Olivier Messiaen was born in Avignon.  In 1931, after having won many first prizes as a student at the Paris Conservatory, he was appointed to the prestigious post of organist at the Parisian church of La Trinité, a position he held until his death in 1992.  He held several important teaching posts thoughout France and abroad and was named Professor of Composition at the Paris Conservatory from 1966 until 1978.  His compositional output is voluminous and includes works ranging from piano and solo voice to large orchestra and opera.  He is considered by many to be the most important twentieth century composer of organ music.  Also an outstanding teacher, his composition students include Pierre Boulez, Karlheinz Stockhausen, and Iannis Xenakis. L’Ascension, composed for orchestra in 1933, was transcribed for organ by Messiaen a year later with the original orchestral third movement Alleluia sur la trompette replaced with the present Transports de joie.  The first and fourth movements of the suite express timelessness in Messiaen’s music, music inimitably suited to the organ.  Because of the organ’s unlimited sustaining capability, these two movements are perhaps more successful in the organ version than in the orchestral original which employs winds for the first movement and strings for the last.  The second movement, Alléluias sereins, follows closely the orchestration of the original and includes one of the first examples in Messiaen’s music of birdsong, a fascination that continued throughout his life. Messiaen traveled the world recording and transcribing birdsong – research which culminated in his massive piano work Catalogue d’oiseaux.  The third movement, Transport de joie, is a brilliant toccata which, because of the dramatic spaces between musical “outbursts,” is most successfully realized in a reverberant space such as St. Mark’s Cathedral. 

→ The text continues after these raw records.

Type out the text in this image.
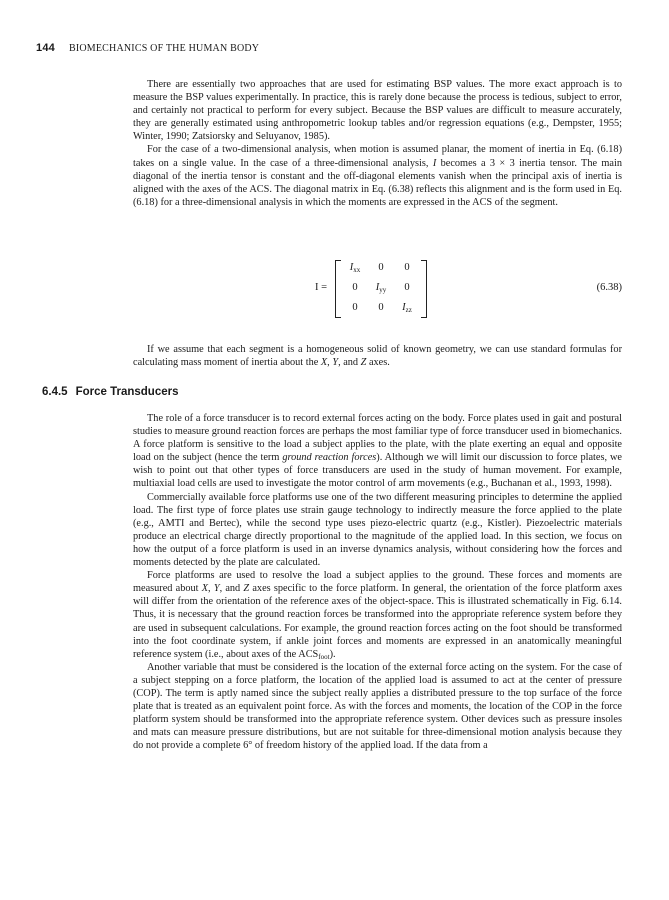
144 BIOMECHANICS OF THE HUMAN BODY

There are essentially two approaches that are used for estimating BSP values. The more exact approach is to measure the BSP values experimentally. In practice, this is rarely done because the process is tedious, subject to error, and certainly not practical to perform for every subject. Because the BSP values are difficult to measure accurately, they are generally estimated using anthropometric lookup tables and/or regression equations (e.g., Dempster, 1955; Winter, 1990; Zatsiorsky and Seluyanov, 1985).

For the case of a two-dimensional analysis, when motion is assumed planar, the moment of inertia in Eq. (6.18) takes on a single value. In the case of a three-dimensional analysis, I becomes a 3 × 3 inertia tensor. The main diagonal of the inertia tensor is constant and the off-diagonal elements vanish when the principal axis of inertia is aligned with the axes of the ACS. The diagonal matrix in Eq. (6.38) reflects this alignment and is the form used in Eq. (6.18) for a three-dimensional analysis in which the moments are expressed in the ACS of the segment.

I =
$I_{xx}$	0	0
0	$I_{yy}$	0
0	0	$I_{zz}$
(6.38)

If we assume that each segment is a homogeneous solid of known geometry, we can use standard formulas for calculating mass moment of inertia about the X, Y, and Z axes.

6.4.5 Force Transducers

The role of a force transducer is to record external forces acting on the body. Force plates used in gait and postural studies to measure ground reaction forces are perhaps the most familiar type of force transducer used in biomechanics. A force platform is sensitive to the load a subject applies to the plate, with the plate exerting an equal and opposite load on the subject (hence the term ground reaction forces). Although we will limit our discussion to force plates, we wish to point out that other types of force transducers are used in the study of human movement. For example, multiaxial load cells are used to investigate the motor control of arm movements (e.g., Buchanan et al., 1993, 1998).

Commercially available force platforms use one of the two different measuring principles to determine the applied load. The first type of force plates use strain gauge technology to indirectly measure the force applied to the plate (e.g., AMTI and Bertec), while the second type uses piezo-electric quartz (e.g., Kistler). Piezoelectric materials produce an electrical charge directly proportional to the magnitude of the applied load. In this section, we focus on how the output of a force platform is used in an inverse dynamics analysis, without considering how the forces and moments detected by the plate are calculated.

Force platforms are used to resolve the load a subject applies to the ground. These forces and moments are measured about X, Y, and Z axes specific to the force platform. In general, the orientation of the force platform axes will differ from the orientation of the reference axes of the object-space. This is illustrated schematically in Fig. 6.14. Thus, it is necessary that the ground reaction forces be transformed into the appropriate reference system before they are used in subsequent calculations. For example, the ground reaction forces acting on the foot should be transformed into the foot coordinate system, if ankle joint forces and moments are expressed in an anatomically meaningful reference system (i.e., about axes of the $ACS_{foot}$).

Another variable that must be considered is the location of the external force acting on the system. For the case of a subject stepping on a force platform, the location of the applied load is assumed to act at the center of pressure (COP). The term is aptly named since the subject really applies a distributed pressure to the top surface of the force plate that is treated as an equivalent point force. As with the forces and moments, the location of the COP in the force platform system should be transformed into the appropriate reference system. Other devices such as pressure insoles and mats can measure pressure distributions, but are not suitable for three-dimensional motion analysis because they do not provide a complete 6° of freedom history of the applied load. If the data from a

Teacher-student associations played an important role in the development of the French romantic organ tradition.  In nineteenth-century Paris, the most important and influential composer of organ music was César Franck, organist at the Basilica of St. Clotilde in Paris for thirty-two years and Professor of Organ at the Paris Conservatory for twenty-eight years.  Franck’s influence on later generations of French organists was immeasurable, an influence particularly felt by one of his successors at St. Clotilde, Charles Tournemire, who assumed the position in 1898.  (His tenure there was to last 41 years!) Tournemire, who had studied under Franck at the Paris Conservatory, later became a professor of chamber music there.  

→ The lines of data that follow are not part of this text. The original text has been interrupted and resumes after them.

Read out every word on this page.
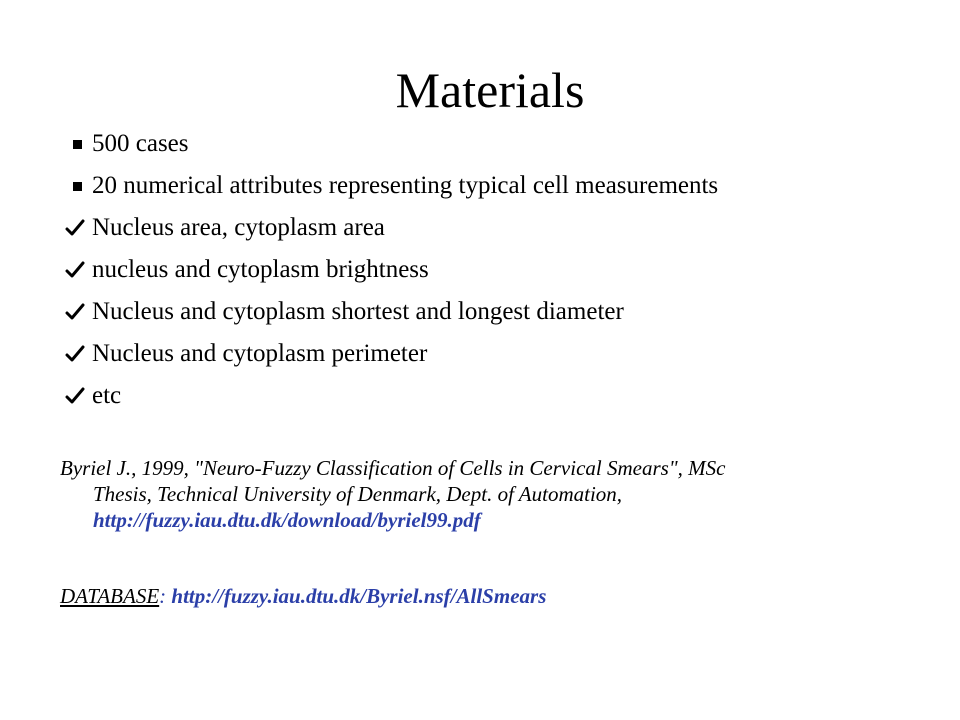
Materials
500 cases
20 numerical attributes representing typical cell measurements
Nucleus area, cytoplasm area
nucleus and cytoplasm brightness
Nucleus and cytoplasm shortest and longest diameter
Nucleus and cytoplasm perimeter
etc
Byriel J., 1999, "Neuro-Fuzzy Classification of Cells in Cervical Smears", MSc
Thesis, Technical University of Denmark, Dept. of Automation,
http://fuzzy.iau.dtu.dk/download/byriel99.pdf
DATABASE: http://fuzzy.iau.dtu.dk/Byriel.nsf/AllSmears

The great twentieth-century organist Maurice Duruflé studied privately with Tournemire for a year before entering the Paris Conservatory.  During his student years at the conservatory, Duruflé became Tournemire’s assistant organist at St. Clotilde and in the 1940’s was named Professor of Harmony at the Conservatory. Franck’s Cantabile, composed in 1878, is a poignant song featuring the swell organ Trompet stop.  The simplicity of the melodies and the lush, romantic harmonies belie the remarkably complex compositional structure and counterpoint embodied in this work. Charles Tournemire made several 78- RPM recordings of improvisations in the early 1930’s.  In 1958, Duruflé transcribed and published five of these improvisations so that Tournemire’s improvisational genius could continue to be heard and experienced at live organ recitals.  The two improvisations on this CD are remarkable for their sense of color, style, and contrasts.  The Petite rapsodie is a French confection - a light, airy work reminiscent of the famous scherzi, intermezzi, and impromptus of Vierne, Gigout, and Widor.  The improvisation on the Easter plainchant Victimae paschali laudes (“Praise to the Paschal victim”) is a tour-de-force of Tournemire’s improvisational skills: virtuosic passage-work, kaleidoscopic harmonies, and passionate melodies.  The work is filled with fire and exultation and concludes with one of the most brilliant climaxes in all organ literature, either improvised or composed.